Karen Pinkstaff: Social Determinants of Health (SDOH) have been around for a long time, and the pandemic exposed these issues to the larger public. When patients were not able to see providers in person and did not have the technology access, or there were no providers within a 25- to 30-mile radius of these communities, this exposed a large population that didn’t have access to care as other communities. For a community to flourish, it needs access to care. All communities (regardless of color or ethnicity) are part of the larger ecosystem, and when one community is affected, this has a ripple effect into the other communities. Some communities didn’t have access to the COVID-19 vaccine being as available as other communities, and this is just one example of the need to reduce any SDOH disparities.
What does the M&A outlook hold for healthcare?

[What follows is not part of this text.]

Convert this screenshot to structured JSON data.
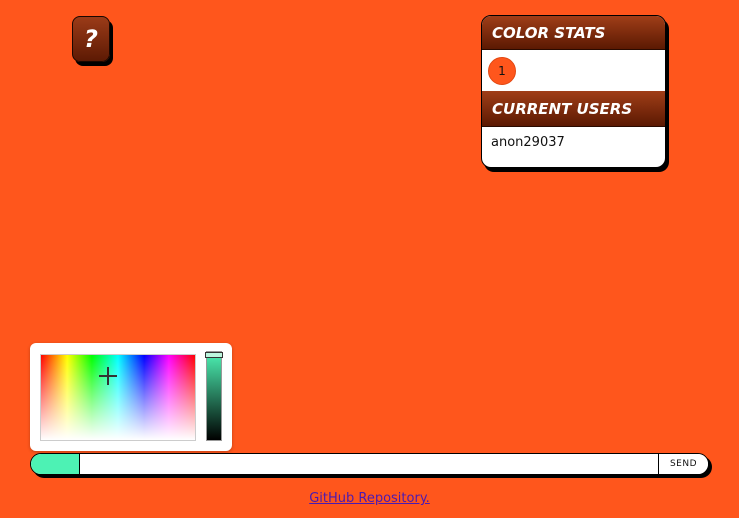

Sharmila Solanki: Healthcare is very fragmented. Currently, a significant portion of healthcare service companies are owned by mom-and-pop providers. As value-based care and reporting of outcomes continues to be on the forefront, there will be substantial investment in consolidating and professionalizing these platforms. For example, homecare and hospice are two sectors that are consolidating, along with other sectors, including physician practice management. These consolidations can lead to more scalable models, improving negotiation with payers, systems, and reporting capabilities. Furthermore, the professionalization of management teams will help take these businesses to the next level by focusing on efficiencies while providing quality care.
Is the site of care or medical service utilization important to reducing healthcare costs?
Dr. Mark Chassay: We recently implemented an initiative that increased the maximum allowable standard fee schedule reimbursement for nearly 1,500 outpatient surgery services when performed at in-network Ambulatory Surgery Centers (ASC) for commercial members. We know that surgeries performed in a hospital can cost nearly three times more than an ASC and can unnecessarily increase total cost of one’s care. A portion of this additional cost could be passed on to patients through coinsurance or deductibles. This initiative creates an opportunity to increase reimbursement to physicians by 15% to 50% on each qualifying procedure while allowing patients to receive the same quality of care they would get in a hospital but at a significantly lower cost.
What can healthcare and employers do to better navigate inflation in the short- and long-run?
Karen Pinkstaff: Chronic diseases continue to drive the cost of healthcare. Some of these diseases are preventable by lifestyle choices. Healthcare and employers have already tried to push the general public to make better decisions when it comes to health and wellness, but this push needs to be harder. Employers should continue to think about how to incentivize their employers to make better decisions regarding their health. Healthcare also needs to continue their push, primarily through primary care, to focus on the wellness of all their patients.